Stead, who joined CCG from Fitch PSD three years ago, maintains that his departure is ‘an amicable split’ .
‘I resigned from CCG about a week ago on the basis of wanting to do something else. It’s all mutually agreed and I leave under no cloud,’ he says.
Stead hopes to start his own business having agreed a settlement with CCG chief executive David Hearn yesterday that allows him to do so in six months time.
A CCG spokesman says Stead’s departure has ‘nothing to do with’ the company’s statement on Monday that one of its largest clients, Allied Domecq, will terminate its contract from October.
In a statement by the group it admits the loss of Allied Domecq means it may not be able to announce its audited results on 30 April, which could see trading in its shares suspended on the London Stock Exchange.

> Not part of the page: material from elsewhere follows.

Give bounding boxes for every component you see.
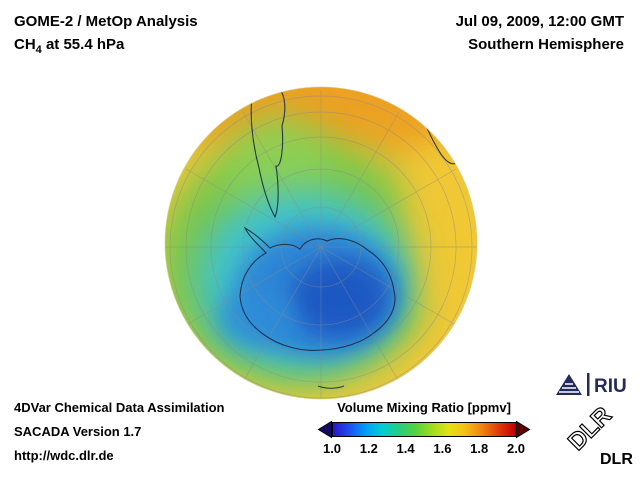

Share prices plunged on the announcement, down 65 per cent on Monday, and financial analysts suggest that the group will struggle to remain in its present form.
Stead’s exit follows the departure of former Fitch London chief executive Jane Simmonds earlier this month. Fitch London managing creative director Tim Greenhalgh says the group is ‘somewhat shielded’ from the Allied Domecq fall out, but admits staff morale is at risk. ‘The biggest problem could be more turmoil for our people.’
Following Simmonds departure, Greenhalgh and the group’s head of client services Lucy Unger have joined the management team, alongside Nigel Forsyth, Keith Bamber and Mark Southwood.
Greenhalgh says CCG has ‘indicated it may look for an overall chief executive’ to replace Simmonds, but that the decision is likely to be deferred.